In Canada, termination clauses in employment agreements are critical tools that allow an employer to avoid providing reasonable notice of termination under the common law. Each year there are numerous court decisions on this topic; it is one of the country's most litigated employment issues.
On February 2, 2017, the Supreme Court of Canada dismissed an application for leave to appeal the decision in Oudin v. Centre Francophone de Toronto, 2016 ONCA 514. Oudin was a wrongful dismissal case resolved by way of a summary judgment motion based on the interpretation of a termination clause in the employee’s contract that was drafted in French. The lower-level motions court translated the clause as follows:
The [company] may also terminate this agreement for any other reason by giving the employee 15 days notice or the minimum prescribed by the Employment Standards Act or by paying an amount of salary equal to the salary the employee would have had the right to receive during the notice period (after deduction and/or withholding at source), in the entire discretion of [the company].
The motions court upheld the provision and stated that it was reasonably interpreted to provide the employee with the greater of 15 days or the minimum required by the Ontario Employment Standards Act, 2000 (the “ESA”). In doing so, the motions court stated:
Contracts are to be interpreted in their true context and I can find no basis to interpret this employment agreement in a way that neither party reasonably expected it would be interpreted when they entered into it. There was no intent to contract out of the ESA in fact; to the contrary, the intent to apply the ESA is manifest.
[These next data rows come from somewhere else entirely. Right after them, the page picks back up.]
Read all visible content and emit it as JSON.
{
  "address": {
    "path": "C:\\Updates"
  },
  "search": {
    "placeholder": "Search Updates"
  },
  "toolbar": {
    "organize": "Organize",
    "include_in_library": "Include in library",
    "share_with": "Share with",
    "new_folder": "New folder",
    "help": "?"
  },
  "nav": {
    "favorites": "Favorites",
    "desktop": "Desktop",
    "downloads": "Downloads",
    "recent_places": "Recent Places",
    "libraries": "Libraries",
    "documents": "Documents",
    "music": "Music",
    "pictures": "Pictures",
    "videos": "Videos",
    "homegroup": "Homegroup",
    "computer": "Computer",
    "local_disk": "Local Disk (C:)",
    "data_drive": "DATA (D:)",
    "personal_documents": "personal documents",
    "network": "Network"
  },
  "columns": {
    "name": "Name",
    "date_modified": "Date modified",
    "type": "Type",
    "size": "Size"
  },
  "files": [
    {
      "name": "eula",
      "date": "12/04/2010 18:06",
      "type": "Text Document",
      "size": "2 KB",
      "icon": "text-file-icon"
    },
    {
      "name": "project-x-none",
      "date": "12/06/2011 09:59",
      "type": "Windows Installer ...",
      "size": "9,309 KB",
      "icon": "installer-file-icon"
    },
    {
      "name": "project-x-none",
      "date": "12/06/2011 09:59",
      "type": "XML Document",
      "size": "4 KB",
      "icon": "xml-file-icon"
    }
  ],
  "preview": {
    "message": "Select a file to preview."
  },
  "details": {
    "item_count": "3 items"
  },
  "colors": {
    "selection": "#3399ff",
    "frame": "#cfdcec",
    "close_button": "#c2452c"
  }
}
In other words, the court moved away from a purely technical interpretation of the clause and focused more on the intentions of the parties. As a result, the employee was not entitled to reasonable notice of termination pursuant to the common law, contrary to the claims made by the employee in the action.
On appeal, the Court of Appeal noted an error in the translation of the clause but ultimately dismissed the appeal and upheld the termination clause.
The case of Oudin has largely been considered a positive development for employers since prior case law had invalidated termination clauses for not specifically providing for a particular requirement of the ESA such as, for example, the ESA's mandatory continuation of benefit premiums during the statutory notice period, or the ESA requirement to provide minimum severance pay in addition to termination pay.
Notwithstanding the Supreme Court's positive decision in Oudin, employers should still take care in drafting their termination clauses to guarantee that they are enforceable. Such clauses need to be carefully tailored to ensure, among other things, that:
- they do not violate applicable employment standards legislation in Canada;
- they clearly and unambiguously rebut the presumption of common law reasonable notice;
- the agreement containing the termination clause has valid consideration; and
- the employee has voluntarily agreed to the provision after having an opportunity to obtain independent legal advice.
Where termination clauses do not contain the requisite requirements, employers may be at risk of having their termination clause struck down, thus facing potential exposure to greater liability under Canada's common law notice of termination requirement.